No kidding. I am, shall we say, very surprised that the “solution” to this problem apparently involved hiding the malware from Google for a few days in the hopes that maybe Google will just forget to check again and then everything will be ok. This strategy does not work for 6-year-olds hiding contraband Pixy Stix underneath their mattresses, and it won’t work for the SDMB.
Apparently Android does not care what google says; no warning there.
Android is a platform, not a browser. Anyway, I’m off again until this is fixed, if ever. Have fun, kids.
Management has been notified. Again.
Thanks, TubaDiva, I do know that this is as frustrating for you as it is for us.

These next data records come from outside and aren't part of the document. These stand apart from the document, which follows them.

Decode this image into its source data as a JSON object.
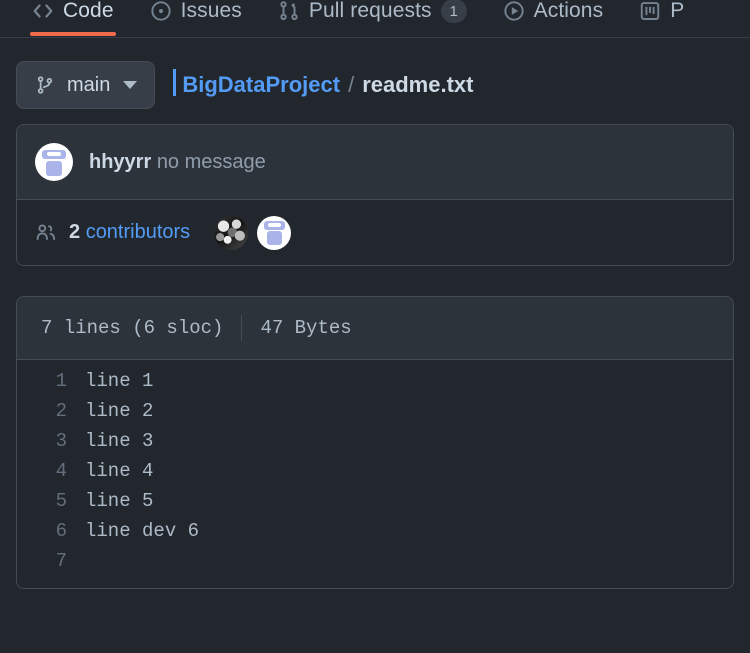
{
  "nav": {
    "tabs": [
      {
        "label": "Code",
        "icon": "code-icon",
        "active": true,
        "count": null
      },
      {
        "label": "Issues",
        "icon": "issue-opened-icon",
        "active": false,
        "count": null
      },
      {
        "label": "Pull requests",
        "icon": "git-pull-request-icon",
        "active": false,
        "count": "1"
      },
      {
        "label": "Actions",
        "icon": "play-icon",
        "active": false,
        "count": null
      },
      {
        "label": "P",
        "icon": "project-icon",
        "active": false,
        "count": null
      }
    ],
    "active_underline_color": "#ef6b4d"
  },
  "file_head": {
    "branch_button": {
      "icon": "git-branch-icon",
      "label": "main",
      "caret": "chevron-down-icon"
    },
    "breadcrumb": {
      "repo": "BigDataProject",
      "separator": "/",
      "file": "readme.txt"
    }
  },
  "commit": {
    "avatar": "user-avatar",
    "author": "hhyyrr",
    "message": "no message"
  },
  "contributors": {
    "icon": "people-icon",
    "count": "2",
    "label": "contributors",
    "avatars": [
      "contributor-avatar-noise",
      "contributor-avatar-user"
    ]
  },
  "code": {
    "meta": {
      "lines": "7 lines (6 sloc)",
      "size": "47 Bytes"
    },
    "lines": [
      {
        "number": "1",
        "text": "line 1"
      },
      {
        "number": "2",
        "text": "line 2"
      },
      {
        "number": "3",
        "text": "line 3"
      },
      {
        "number": "4",
        "text": "line 4"
      },
      {
        "number": "5",
        "text": "line 5"
      },
      {
        "number": "6",
        "text": "line dev 6"
      },
      {
        "number": "7",
        "text": ""
      }
    ]
  },
  "colors": {
    "page_bg": "#22272e",
    "panel_bg": "#2d333b",
    "border": "#444c56",
    "accent_link": "#539bf5",
    "accent_active": "#ef6b4d"
  }
}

Got the warning again for the second time today – once this morning and once tonight.
I just got the warning for the first time. I guess I took the right days off from the board last week.

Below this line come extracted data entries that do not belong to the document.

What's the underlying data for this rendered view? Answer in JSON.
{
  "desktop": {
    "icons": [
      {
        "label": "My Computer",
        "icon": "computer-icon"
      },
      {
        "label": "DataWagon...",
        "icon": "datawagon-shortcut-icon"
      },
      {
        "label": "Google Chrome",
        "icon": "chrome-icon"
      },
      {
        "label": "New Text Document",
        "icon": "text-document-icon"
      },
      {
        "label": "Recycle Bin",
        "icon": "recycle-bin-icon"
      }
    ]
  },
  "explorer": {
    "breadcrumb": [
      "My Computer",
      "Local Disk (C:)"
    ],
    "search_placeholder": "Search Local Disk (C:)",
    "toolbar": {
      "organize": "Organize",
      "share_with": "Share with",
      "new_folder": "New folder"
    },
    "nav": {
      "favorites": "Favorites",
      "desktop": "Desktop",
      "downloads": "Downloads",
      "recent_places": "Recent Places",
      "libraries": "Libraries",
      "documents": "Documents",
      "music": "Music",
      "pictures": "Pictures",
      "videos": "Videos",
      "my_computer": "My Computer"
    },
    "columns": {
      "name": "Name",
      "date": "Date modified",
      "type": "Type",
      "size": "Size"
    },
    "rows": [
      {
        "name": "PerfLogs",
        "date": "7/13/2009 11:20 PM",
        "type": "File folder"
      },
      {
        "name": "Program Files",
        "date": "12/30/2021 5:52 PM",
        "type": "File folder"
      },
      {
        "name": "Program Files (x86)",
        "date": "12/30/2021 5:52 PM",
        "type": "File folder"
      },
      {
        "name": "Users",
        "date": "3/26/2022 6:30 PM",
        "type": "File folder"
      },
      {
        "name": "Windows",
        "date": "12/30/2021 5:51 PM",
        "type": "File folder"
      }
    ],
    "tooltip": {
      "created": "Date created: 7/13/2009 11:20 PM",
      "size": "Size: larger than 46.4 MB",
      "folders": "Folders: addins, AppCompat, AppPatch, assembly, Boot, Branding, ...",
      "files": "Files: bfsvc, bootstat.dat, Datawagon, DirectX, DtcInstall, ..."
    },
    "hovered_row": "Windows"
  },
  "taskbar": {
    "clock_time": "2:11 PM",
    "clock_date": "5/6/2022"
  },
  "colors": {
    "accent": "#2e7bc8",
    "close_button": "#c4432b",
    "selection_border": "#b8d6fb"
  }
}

The SDMB was initially blacklisted by Google due to malware-bearing ads. We shut off the ads, beefed to the ad provider, and successfully appealed to Google to rescind the blacklisting. Then, since the incidence of malware-bearing ads is unknown but appears to be episodic, and since ads cover the cost of operating the site, we turned them back on to get an idea how frequently bad ads show up. Evidently it’s quite often; we were promptly blacklisted again. We again shut off ads and will keep them off until this problem is resolved, and will look for other revenue sources in the meantime. This is an industry-wide problem and it’s in everyone’s interest to solve it; we’ll attempt to nudge things along to the extent that we can. We apologize to users for the inconvenience.
Maybe allowing people to gift subscriptions again and to pay to restore Charter Membership status again would be possible revenue sources.
Maybe let people buy I survived the Google blacklisting and all I got was this lousy t-shirt t-shirts?
Ed, as some of the snarkier comments have hinted, this was an ill-considered solution. I’m not certain how Google’s internal processes work, but I suspect they will notice that a site which appeals their malware findings, presents as clean to get the restriction removed… and then promptly starts delivering malware again will have more difficulty in subsequent attempts to remove the warnings.
Moreover, your test (“… to get an idea how frequently bad ads show up…”) involved deliberately exposing your user base to malware, which isn’t the friendliest thing to so. (I myself browse everywhere using either Tapatalk in iOS or Chrome running inside an isolated virtual machine that gets restored to virginity every time I exit, so I’m not worried on my own behalf… but still).
I decided to help out by (finally) subscribing; my $14.95 should solve the revenue problem and eliminate any need for ads in the future.
Edit: Hey, look at that! I’m a member!
No shit.
Better yet, follow something like the reddit model. People can donate as much as they want whenever they want. reddit actually discloses how much they need to keep operating and people with the means help out. We already have a mechanism in place to do yearly memberships and custom titles. It would be a simple matter to modify that.
For once, stop being so moronically secretive for no reason, tell us want you need and give us the opportunity to help. You could do like NPR and have a once or twice a year fundraiser and be done with it.
The ownership has been deliberately exposing the membership to malware for years and hasn’t even pretended to give a fuck for years. Now that finally it’s caused the whole place to get blocked is there some sort of reaction. Any reasonable person would have posted an announcement warning us that they are turning the ads back on as a test to see how frequent the problem is. That’s assuming that it wasn’t already blatantly fucking obvious given like four years of complaints from the membership.
Thanks that is good to know. But in the variety of ways Google has overstepped their bounds as a ‘search engine’ and the previous disregard they have shown for user privacy it is a natural conclusion to jump to upon finding their greedy little fingers in yet another corner of the interwebs.
I am using Startpageas my primary search engine and loving it… They do a google search on your behalf from their servers, and return the results to you - they don’t log IP addresses, search terms, usage statistics, etc.